ハギ の山 6 月 3 週 (5)
★先日、日本産トキの(感)   池新  
 【1】先日、日本産トキの絶滅が確実になったと報じられた。種の存続のためにさまざまな努力がはらわれ、中国産のトキを借り受けてペアリングも試みられたが、失敗に終わった。関係者の落胆は大きかったにちがいない。
 【2】トキのように絶滅寸前にまで追いこまれた動物や、その数を激減させている植物を救おうと努力する姿は、「人間の良識」と評される。その通りと思う半面、偽善ではとのむなしい思いが残る。第二第三のトキを生む自然破壊が、日本全国で進んでいるからである。
 【3】一九八九年に環境庁が発行したレッドデータブックには、緊急に保護を要する動物だけでも約三万七千種近くが記載されている。イリオモテヤマネコなど、絶滅の危機にひんしている動物も多い。

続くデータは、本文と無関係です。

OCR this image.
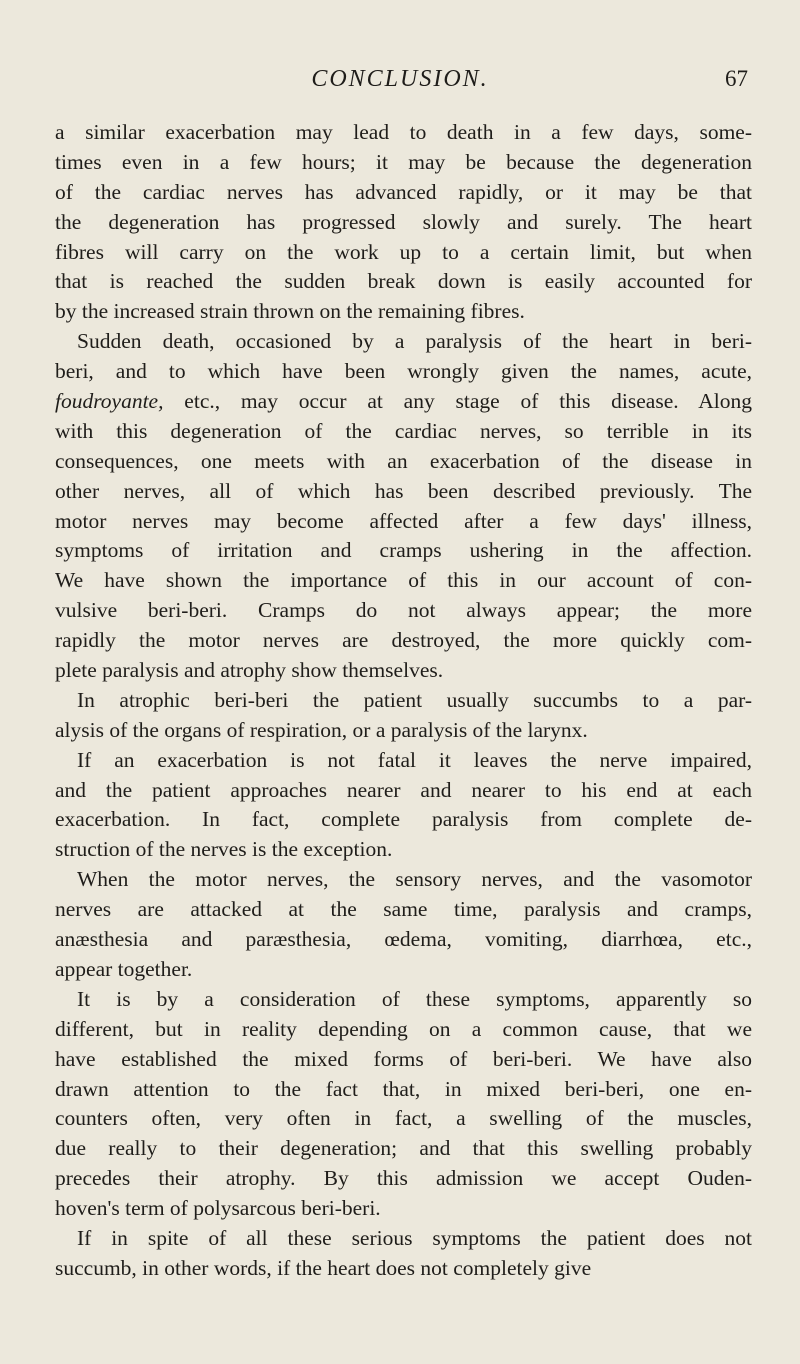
CONCLUSION.	67
a similar exacerbation may lead to death in a few days, some-
times even in a few hours; it may be because the degeneration
of the cardiac nerves has advanced rapidly, or it may be that
the degeneration has progressed slowly and surely. The heart
fibres will carry on the work up to a certain limit, but when
that is reached the sudden break down is easily accounted for
by the increased strain thrown on the remaining fibres.
Sudden death, occasioned by a paralysis of the heart in beri-
beri, and to which have been wrongly given the names, acute,
foudroyante, etc., may occur at any stage of this disease. Along
with this degeneration of the cardiac nerves, so terrible in its
consequences, one meets with an exacerbation of the disease in
other nerves, all of which has been described previously. The
motor nerves may become affected after a few days' illness,
symptoms of irritation and cramps ushering in the affection.
We have shown the importance of this in our account of con-
vulsive beri-beri. Cramps do not always appear; the more
rapidly the motor nerves are destroyed, the more quickly com-
plete paralysis and atrophy show themselves.
In atrophic beri-beri the patient usually succumbs to a par-
alysis of the organs of respiration, or a paralysis of the larynx.
If an exacerbation is not fatal it leaves the nerve impaired,
and the patient approaches nearer and nearer to his end at each
exacerbation. In fact, complete paralysis from complete de-
struction of the nerves is the exception.
When the motor nerves, the sensory nerves, and the vasomotor
nerves are attacked at the same time, paralysis and cramps,
anæsthesia and paræsthesia, œdema, vomiting, diarrhœa, etc.,
appear together.
It is by a consideration of these symptoms, apparently so
different, but in reality depending on a common cause, that we
have established the mixed forms of beri-beri. We have also
drawn attention to the fact that, in mixed beri-beri, one en-
counters often, very often in fact, a swelling of the muscles,
due really to their degeneration; and that this swelling probably
precedes their atrophy. By this admission we accept Ouden-
hoven's term of polysarcous beri-beri.
If in spite of all these serious symptoms the patient does not
succumb, in other words, if the heart does not completely give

 身近な動物の中にも、姿を見ることがまれになったものが少なくない。【4】日本在来のメダカは外来種に追われて、東京の河川ではめったに見られない。ミヤコタナゴも少なくなった。ゲンゴロウやタガメなどの水生昆虫も激減した。人間の良識とは、その数が激減している動植物に対し、早急に保護の手を差し延べることである。【5】絶滅が確実視されるまで放置したあとで、救済努力を傾注するということには、大きな矛盾を感じる。
 自然保護の先進国アメリカでは、一八七二年、世界に先がけてイエローストーン国立公園を設置した。日本では自然保護など話題にもならないころのことである。【6】一九一六年には国立公園局が設置され、自然景観や動植物の保護に全国的な制度が確立、機能的に運営されて今日に至っている。
 他方日本では、一九三一年に国立公園法が制定され、一九五七年に自然公園法に代わった。【7】自然保護の基本的考え方は先進国のそれを踏襲したが、戦争をはさみ、戦後は自然保護と経済発展のはざまでゆれ動き、必ずしもその機能を果たしていないのが実情である。
 アメリカの徹底した自然保護を日本のそれと比較して、そのちが∵いをなげいていた筆者だが、最近うれしい体験をした。【8】わが家の子供たちが一年以上も飼育をつづけているカマキリの話題である。
 親は秋に産卵を終えて死んだが、その卵が六月に飼育箱の中で孵化した。先日渡米の折、ロサンゼルスの友人たちにこのカマキリの話をした。【9】ところが、かれらの話では、ロサンゼルスではカマキリの捕獲が禁止されているそうだ。数が激減しているのがその理由だった。
 東京に比べれば、はるかに土地は広く緑も多い。郊外にはコヨーテまで出没し、飼いねこが犠牲になるほど自然にめぐまれた都市である。【0】そこで子供たちがカマキリをとらえて飼育観察できないとはさびしい限りだ。
 ロスより自然環境は悪い東京だが、都心でも植えこみや生けがきに毎年カマキリの卵が見られ、六、七月にはあみ戸に張り付く子カマキリの姿が多い。子供たちの通常の捕獲ぐらいでは、減りそうにない数である。アメリカが自然保護で先進国となった一因として、他国より早く自然を破壊したことも考えられる。今日でもカマキリを自由にとらえて、飼育観察できる東京に、ささやかな幸せを感じた経験だった。
 
 ペアリング…おすとめすの一組にすること。
 レッドデータブック…絶滅のおそれのある野生生物の現状を記録した資料集。
 傾注する…精神や力を一つの事に集中する。
 踏襲する…前人のやり方などをそのまま受けつぐ。